Brody OverIncident Report: November 25th, 2025
We recently experienced an outage that impacted deployments and parts of the dashboard.
When a Major Outage occurs, it is Railway’s policy to share the public details of what happened.
This incident affected our task queue system. All deployments across Free, Trial, and Hobby were temporarily paused. Pro deployments continued, but with delays. Service-level actions, such as configuration changes, environment creation, and deployment removals, were also impacted.
All running deployments and platform-level features remained online throughout this period. Users who didn't interact with the dashboard or trigger a new deploy during the incident window experienced no disruption.
On November 25th, 2025:
- 22:47 UTC - Engineers were paged as deploy throughput rate dropped sharply
- 22:50 UTC - We observed elevated error rates on multiple systems dependent on the task queue
- 23:04 UTC - Free and Trial deployments temporarily disabled
- 23:10 UTC - Paused hobby deployments to alleviate back pressure and prevent extra load
- 23:16 UTC - Issue identified and mitigation put in place
- 00:06 UTC - Several fixes were pushed to reallocate resources in an attempt to stabilize the system
- 00:21 UTC - Previously, queued deployments were being picked up and processed
- 00:48 UTC - Queue processing resumed and caught up. All delayed deployments finished successfully
- 00:50 UTC - Hobby deployments re-enabled
- 01:08 UTC - Free and Trial deployments re-enabled
- 01:22 UTC - Incident resolved
For further reference, please refer to the incident’s live updates on our Status Page on Deploys and configuration changes delayed.
Railway runs critical operations, such as deployments, configuration changes, and resource limit updates, through a task queue backed by Temporal. When you push code, update variables, or change service limits, a workflow is created in this queue to process that action.
Around 19:30 UTC, we observed GitHub API calls slowing to nearly 4x their usual p95 latency. This happened during peak deployment hours, and the slowdown cascaded into growing backlog of tasks in the queue and delayed processing. We saw no signs that GitHub's API itself was unhealthy. Workers handling GitHub API calls began consuming elevated resources, eventually hitting Out-Of-Memory failures and crashing. As those workers went offline, new tasks were shifted to the remaining workers, increasing load and intensifying system pressure.

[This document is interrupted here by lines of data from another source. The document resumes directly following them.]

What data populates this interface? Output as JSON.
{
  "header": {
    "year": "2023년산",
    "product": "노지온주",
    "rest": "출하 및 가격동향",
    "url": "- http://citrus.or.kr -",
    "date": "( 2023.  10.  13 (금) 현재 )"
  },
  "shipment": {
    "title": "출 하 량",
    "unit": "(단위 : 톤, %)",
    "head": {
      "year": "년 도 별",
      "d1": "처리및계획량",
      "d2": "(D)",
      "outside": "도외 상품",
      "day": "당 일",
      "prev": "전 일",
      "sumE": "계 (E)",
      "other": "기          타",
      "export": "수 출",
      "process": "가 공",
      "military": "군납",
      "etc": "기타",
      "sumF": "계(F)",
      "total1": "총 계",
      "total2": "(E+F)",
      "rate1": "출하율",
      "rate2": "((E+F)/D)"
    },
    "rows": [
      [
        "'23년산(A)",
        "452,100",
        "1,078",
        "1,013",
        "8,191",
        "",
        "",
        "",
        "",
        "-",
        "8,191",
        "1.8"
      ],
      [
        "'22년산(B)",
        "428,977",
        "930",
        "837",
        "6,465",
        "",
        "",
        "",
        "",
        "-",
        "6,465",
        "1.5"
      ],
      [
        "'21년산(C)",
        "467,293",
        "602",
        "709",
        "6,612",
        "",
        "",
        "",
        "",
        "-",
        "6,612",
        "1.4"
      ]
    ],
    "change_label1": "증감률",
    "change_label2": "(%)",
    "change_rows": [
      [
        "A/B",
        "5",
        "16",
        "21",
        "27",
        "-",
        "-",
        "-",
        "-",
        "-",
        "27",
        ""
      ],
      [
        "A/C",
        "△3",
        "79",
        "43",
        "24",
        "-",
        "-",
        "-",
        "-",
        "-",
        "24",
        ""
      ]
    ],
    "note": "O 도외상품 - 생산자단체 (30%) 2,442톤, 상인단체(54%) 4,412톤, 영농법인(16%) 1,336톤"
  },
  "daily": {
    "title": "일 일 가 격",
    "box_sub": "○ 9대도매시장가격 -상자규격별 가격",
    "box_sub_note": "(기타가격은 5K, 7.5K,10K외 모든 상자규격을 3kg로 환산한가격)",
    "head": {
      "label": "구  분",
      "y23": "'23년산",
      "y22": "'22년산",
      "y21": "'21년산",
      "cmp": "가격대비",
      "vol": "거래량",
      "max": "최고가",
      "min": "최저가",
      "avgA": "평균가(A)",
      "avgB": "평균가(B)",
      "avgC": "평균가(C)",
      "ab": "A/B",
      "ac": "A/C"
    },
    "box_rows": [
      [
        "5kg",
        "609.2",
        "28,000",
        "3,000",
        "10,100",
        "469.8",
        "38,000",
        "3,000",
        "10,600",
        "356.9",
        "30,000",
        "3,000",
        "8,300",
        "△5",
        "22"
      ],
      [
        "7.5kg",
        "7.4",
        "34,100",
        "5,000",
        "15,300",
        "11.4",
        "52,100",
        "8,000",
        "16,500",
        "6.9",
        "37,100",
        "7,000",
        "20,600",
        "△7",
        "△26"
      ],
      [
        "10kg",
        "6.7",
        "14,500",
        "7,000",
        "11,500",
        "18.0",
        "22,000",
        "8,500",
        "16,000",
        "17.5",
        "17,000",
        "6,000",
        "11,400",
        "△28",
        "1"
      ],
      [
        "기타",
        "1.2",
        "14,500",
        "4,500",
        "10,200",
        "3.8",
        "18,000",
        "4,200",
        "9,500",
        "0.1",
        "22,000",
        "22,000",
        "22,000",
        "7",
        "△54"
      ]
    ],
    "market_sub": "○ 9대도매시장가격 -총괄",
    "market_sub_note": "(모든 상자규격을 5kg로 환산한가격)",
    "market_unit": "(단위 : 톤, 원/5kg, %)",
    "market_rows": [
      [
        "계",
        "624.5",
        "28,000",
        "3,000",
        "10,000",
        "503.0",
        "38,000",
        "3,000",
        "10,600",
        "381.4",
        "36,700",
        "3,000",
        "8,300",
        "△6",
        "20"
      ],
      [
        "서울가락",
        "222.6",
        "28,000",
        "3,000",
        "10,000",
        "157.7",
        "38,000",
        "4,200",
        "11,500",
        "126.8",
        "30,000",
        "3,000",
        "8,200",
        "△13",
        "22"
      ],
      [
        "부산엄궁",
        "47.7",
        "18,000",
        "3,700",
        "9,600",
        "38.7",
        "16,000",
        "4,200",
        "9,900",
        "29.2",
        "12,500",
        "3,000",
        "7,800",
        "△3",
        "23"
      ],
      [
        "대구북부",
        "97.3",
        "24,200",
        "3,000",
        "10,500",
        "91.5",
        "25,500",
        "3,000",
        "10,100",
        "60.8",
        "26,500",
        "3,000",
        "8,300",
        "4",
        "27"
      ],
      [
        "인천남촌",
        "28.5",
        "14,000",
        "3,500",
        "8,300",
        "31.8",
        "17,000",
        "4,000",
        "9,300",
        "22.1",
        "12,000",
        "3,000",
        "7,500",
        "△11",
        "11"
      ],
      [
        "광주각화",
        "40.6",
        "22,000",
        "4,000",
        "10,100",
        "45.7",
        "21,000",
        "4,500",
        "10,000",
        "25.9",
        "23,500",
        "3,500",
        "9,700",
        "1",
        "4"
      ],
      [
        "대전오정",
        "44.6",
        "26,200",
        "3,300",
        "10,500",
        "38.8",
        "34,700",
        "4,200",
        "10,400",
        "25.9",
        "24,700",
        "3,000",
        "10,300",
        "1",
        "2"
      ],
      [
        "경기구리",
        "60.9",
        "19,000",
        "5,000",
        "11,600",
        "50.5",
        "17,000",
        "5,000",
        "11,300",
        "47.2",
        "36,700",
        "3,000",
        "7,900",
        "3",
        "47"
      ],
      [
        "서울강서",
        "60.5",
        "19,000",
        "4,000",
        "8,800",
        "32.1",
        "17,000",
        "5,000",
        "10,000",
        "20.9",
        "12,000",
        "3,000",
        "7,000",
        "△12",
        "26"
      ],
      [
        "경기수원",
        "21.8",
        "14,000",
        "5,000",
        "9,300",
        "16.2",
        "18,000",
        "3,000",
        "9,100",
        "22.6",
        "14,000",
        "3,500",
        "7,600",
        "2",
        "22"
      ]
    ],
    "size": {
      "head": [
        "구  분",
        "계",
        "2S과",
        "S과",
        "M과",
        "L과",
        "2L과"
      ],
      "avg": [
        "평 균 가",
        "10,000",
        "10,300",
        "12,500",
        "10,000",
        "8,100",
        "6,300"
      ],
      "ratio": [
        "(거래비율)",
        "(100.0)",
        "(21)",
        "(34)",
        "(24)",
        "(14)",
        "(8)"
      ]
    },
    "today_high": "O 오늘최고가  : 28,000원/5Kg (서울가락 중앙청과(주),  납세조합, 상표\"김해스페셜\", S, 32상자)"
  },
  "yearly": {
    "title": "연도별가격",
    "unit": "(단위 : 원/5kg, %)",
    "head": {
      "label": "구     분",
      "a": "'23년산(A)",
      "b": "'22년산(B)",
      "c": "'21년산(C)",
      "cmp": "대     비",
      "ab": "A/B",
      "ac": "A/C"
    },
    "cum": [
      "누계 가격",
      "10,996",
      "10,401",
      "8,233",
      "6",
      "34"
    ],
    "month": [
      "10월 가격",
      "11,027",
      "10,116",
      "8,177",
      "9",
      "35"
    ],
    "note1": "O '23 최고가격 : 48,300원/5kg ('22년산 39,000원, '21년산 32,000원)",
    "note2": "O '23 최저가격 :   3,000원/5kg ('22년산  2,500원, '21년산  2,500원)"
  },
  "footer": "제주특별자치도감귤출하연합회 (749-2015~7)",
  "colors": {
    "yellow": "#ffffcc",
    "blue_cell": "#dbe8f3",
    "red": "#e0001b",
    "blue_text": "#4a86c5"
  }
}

With this elevated pressure, the remaining workers ended up crashing and new tasks began piling up faster than workers could process them. As additional workers came online, they were immediately overloaded by the backlog and hit Out-Of-Memory failures as well. Free and Hobby deployments were temporarily disabled to reduce strain on the task queue.
To reduce system load, worker CPU and memory was increased. We also adjusted worker parameters that were causing them to request more tasks than they could handle.
After these fixes, we saw gradual recovery. The task queue began clearing the backlog of deployments, and as load decreased, we re-enabled deployments in stages: first Hobby, then Trial and Free. After additional monitoring, we observed full recovery and declared the incident resolved.
We’re going to introduce several changes to prevent errors of this class from happening again:
- We’ve implemented an auto-tuning algorithm that should prevent our fleet of workers from starving themselves if a similar thundering herd scenario appears again.
- We’ve scaled our task queue’s resources up across the board to account for additional load.
- We’re working to remove external API dependencies from critical workflows to limit the impact of similar outages.
We apologize for this outage and are actively working to prevent similar issues from happening again. We understand reliable deployments are central to your workflow, and this disruption is unacceptable.